Après avoir acquis gain de cause dans le sillage des énormes manifestations organisées à Sao Paulo et à Rio, le mouvement Passe Livre (qui revendique la gratuité des transports, NdT) pose plusieurs questions dans le débat politique.

 

L’exécutif des villes et des états fédéraux de São Paulo et de Rio ont annoncé aujourd’hui leur décision d’annuler l’augmentation des prix du ticket de bus. De nouvelles manifestations, célébrant cette victoire, sont prévues demain. Mais les manifestants n’entendent pas se reposer sur leurs lauriers. Les leaders reconnus du MPL (Movimento Passe Livre) ont déjà indiqué que la lutte continuait, pour la libération des prisonniers, contre la criminalisation des mouvements sociaux, et pour l’approfondissement du débat autour de la mobilité urbaine et des transports publics. Qu’en est-il des discussions au sujet de l’organisation de la Coupe du Monde, et des agissements de la Police Militaire ? Vont-elles se poursuivre ?

Le moment est opportun pour analyser les faits historiques et pour nous préparer aux nouvelles revendications qui ne manqueront pas d’apparaître, au vu de la détérioration des services publics au Brésil – à commencer par l’éducation et la santé, loin de garantir les droits fondamentaux des Brésiliens. Cette victoire (le retrait de la mesure visant à augmenter les prix des transports en commun, NDT) encouragera certainement la population des sans domicile, sans emplois, sans éducation, sans rien du tout.

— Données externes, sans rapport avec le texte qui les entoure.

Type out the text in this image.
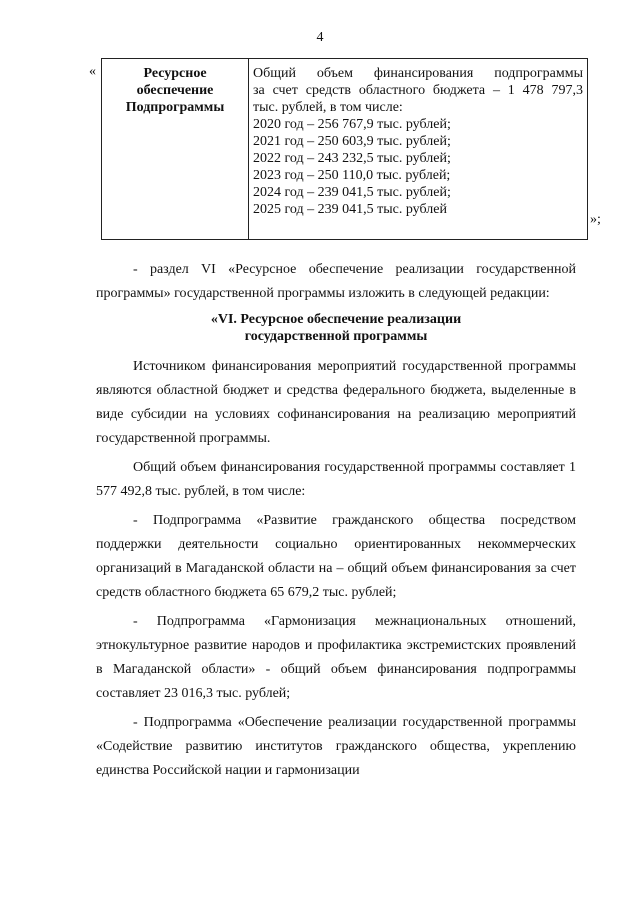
4
«	Ресурсное
обеспечение
Подпрограммы

Общий объем финансирования подпрограммы
за счет средств областного бюджета – 1 478 797,3
тыс. рублей, в том числе:
2020 год – 256 767,9 тыс. рублей;
2021 год – 250 603,9 тыс. рублей;
2022 год – 243 232,5 тыс. рублей;
2023 год – 250 110,0 тыс. рублей;
2024 год – 239 041,5 тыс. рублей;
2025 год – 239 041,5 тыс. рублей
»;

- раздел VI «Ресурсное обеспечение реализации государственной программы» государственной программы изложить в следующей редакции:

«VI. Ресурсное обеспечение реализации
государственной программы

Источником финансирования мероприятий государственной программы являются областной бюджет и средства федерального бюджета, выделенные в виде субсидии на условиях софинансирования на реализацию мероприятий государственной программы.

Общий объем финансирования государственной программы составляет 1 577 492,8 тыс. рублей, в том числе:

- Подпрограмма «Развитие гражданского общества посредством поддержки деятельности социально ориентированных некоммерческих организаций в Магаданской области на – общий объем финансирования за счет средств областного бюджета 65 679,2 тыс. рублей;

- Подпрограмма «Гармонизация межнациональных отношений, этнокультурное развитие народов и профилактика экстремистских проявлений в Магаданской области» - общий объем финансирования подпрограммы составляет 23 016,3 тыс. рублей;

- Подпрограмма «Обеспечение реализации государственной программы «Содействие развитию институтов гражданского общества, укреплению единства Российской нации и гармонизации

Les décideurs n’ont-ils pas indiqué que c’est nous qui devrions prendre en charge le manque à gagner (induit par l’annulation de la mesure projetée, NDT) ? Pas question de mettre la main sur les profits générés par les entreprises privées. Pas question non plus de profiter du renouvellement des contrats de concessions privées (en charge des transports urbains, par délégation de service public, NDT), pour révoquer les entreprises qui ont réalisé le plus de profits.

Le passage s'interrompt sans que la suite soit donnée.